Question is whether we want this change or pursue fixing the underlying kernel bug?
FYI, via the non-public bug I asked a glibc maintainer about the lost lock
behavior. He agreed it is a kernel bug and posted the below comment to the bug.
Regards,
Jim
First, I agree that POSIX file record locks (i.e. the fcntl F_SETLK ones, which
you're using) _are_ to be preserved over execve (absent any FD_CLOEXEC of
course, which you aren't using). (Relevant quote from fcntl(2):
Record locks are not inherited by a child created via fork(2),
but are preserved across an execve(2).
Second I agree that the existence or non-existence of threads must not play
a role in the above.
Third I see this from strace of your reproducer (only relevant snippets, with
a bit of explanation):
13:54:09.581429 clone(child_stack=0x7f74b0517ff0,
flags=CLONE_VM|CLONE_FS|CLONE_FILES|CLONE_SIGHAND|CLONE_THREAD|CLONE_SYSVSEM|CLONE_SETTLS|CLONE_PARENT_SETTID|CLONE_CHILD_CLEARTID,
parent_tidptr=0x7f74b05189d0, tls=0x7f74b0518700, child_tidptr=0x7f74b05189d0)
= 30911
Process 30911 attached
So, here we created the thread 30911. PID 30910 is now taking the lock:
[pid 30910] 13:54:09.581562 open("lock.txt", O_WRONLY|O_CREAT|O_TRUNC, 0755
<unfinished ...>
[pid 30911] 13:54:09.581595 set_robust_list(0x7f74b05189e0, 24 <unfinished ...>
[pid 30910] 13:54:09.581647 <... open resumed> ) = 3
[pid 30911] 13:54:09.581671 <... set_robust_list resumed> ) = 0
[pid 30910] 13:54:09.581693 fcntl(3, F_SETLK, {type=F_WRLCK, whence=SEEK_SET,
start=0, len=42} <unfinished ...>
[pid 30911] 13:54:09.581722 rt_sigprocmask(SIG_BLOCK, [CHLD], <unfinished ...>
[pid 30910] 13:54:09.581750 <... fcntl resumed> ) = 0
Lock aquired. Now we do a little debug output and sleeping, and the only
actions on FD 3 during this are:
[pid 30910] 13:54:09.581790 fcntl(3, F_GETFD <unfinished ...>
[pid 30910] 13:54:09.581872 <... fcntl resumed> ) = 0
[pid 30910] 13:54:09.581911 fcntl(3, F_SETFD, 0 <unfinished ...>
[pid 30910] 13:54:09.581958 <... fcntl resumed> ) = 0
Then comes the execve from 30910, with no intervening thread exit or the like.
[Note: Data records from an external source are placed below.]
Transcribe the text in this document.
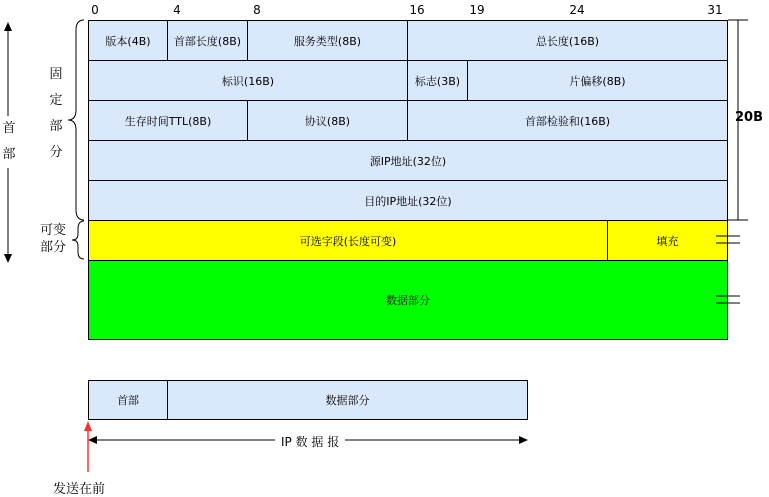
0	4	8	16	19	24	31
版本(4B)	首部长度(8B)	服务类型(8B)	总长度(16B)
标识(16B)	标志(3B)	片偏移(8B)
生存时间TTL(8B)	协议(8B)	首部检验和(16B)
源IP地址(32位)
目的IP地址(32位)
可选字段(长度可变)	填充
数据部分
首部	数据部分
首
部
固
定
部
分
可变
部分
20B
IP 数 据 报
发送在前
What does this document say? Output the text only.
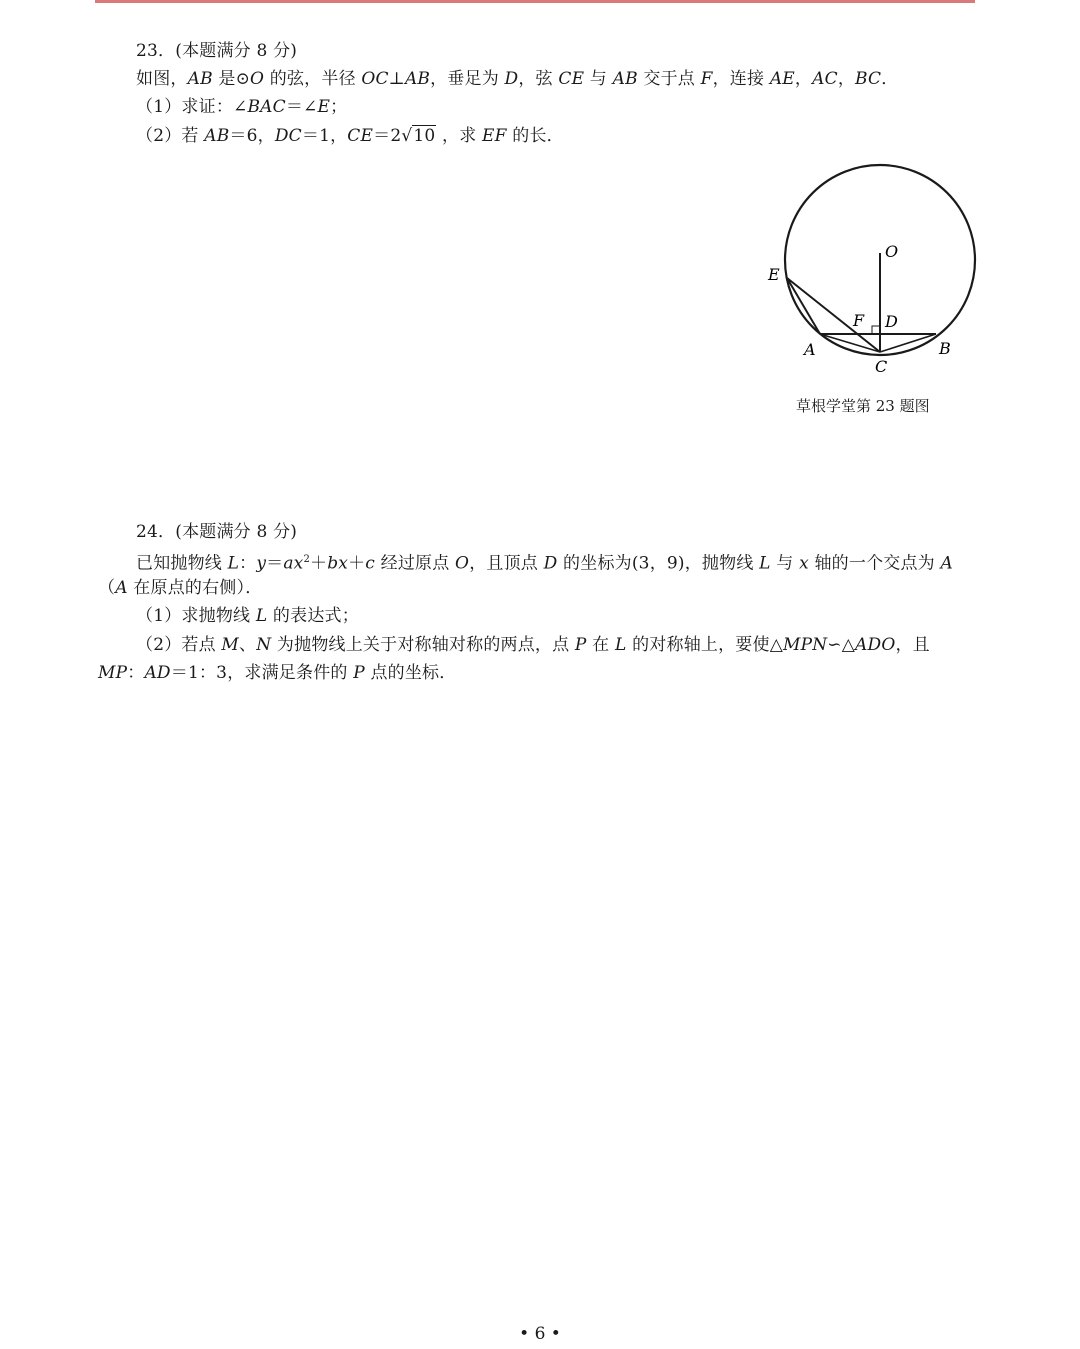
23．(本题满分 8 分)
如图，AB 是⊙O 的弦，半径 OC⊥AB，垂足为 D，弦 CE 与 AB 交于点 F，连接 AE，AC，BC．
（1）求证：∠BAC＝∠E；
（2）若 AB＝6，DC＝1，CE＝2√10 ，求 EF 的长．
O
E
F D
A	B
C
草根学堂第 23 题图
24．(本题满分 8 分)
已知抛物线 L：$y=ax^2+bx+c$ 经过原点 O，且顶点 D 的坐标为(3，9)，抛物线 L 与 x 轴的一个交点为 A
（A 在原点的右侧）．
（1）求抛物线 L 的表达式；
（2）若点 M、N 为抛物线上关于对称轴对称的两点，点 P 在 L 的对称轴上，要使△MPN∽△ADO，且
MP：AD＝1：3，求满足条件的 P 点的坐标．
• 6 •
But of course during the execve the thread 30911 is killed:
[pid 30910] 13:54:19.582600 execve("/suse/matz/lock-strangeness",
["/suse/matz/lock-strangeness", "3"], [/* 0 vars */] <unfinished
...>
[pid 30911] 13:54:19.583422 +++ exited with 0 +++
13:54:19.583749 <... execve resumed> ) = 0
13:54:19.583845 brk(0) = 0xc0c000
So, 30910 is alone again and is executing, loading the shared libs, relocating
and so on. The first action done to FD 3 (retained over the execve) is:
13:54:19.588016 fcntl(3, F_GETLK, {type=F_UNLCK, whence=SEEK_SET, start=0,
len=42, pid=0}) = 0
13:54:19.588101 fcntl(3, F_GETFD) = 0
13:54:19.588480 fcntl(3, F_SETFD, FD_CLOEXEC) = 0
Bleah! F_UNLCK we get, which isn't what we're supposed to get.
As there are no intervening syscalls that could in any way have removed the
lock
(in fact there are none other to file descriptor 3) it can't be glibc or
libpthread (or anything else userspace is doing) that would have caused the
lock to be removed. It's the kernel itself, and hence a bug therein.
If I may hazard a guess it would be that the forced exits of all non-main
threads done by the kernel somehow lead to cleaning up the locks, possibly
because the actions that need doing during fork(2) (which also includes
other-threads-exit, but also lock-removal) are conflated with the actions that
need happen during execve(2) (which must _not_ include lock-removel).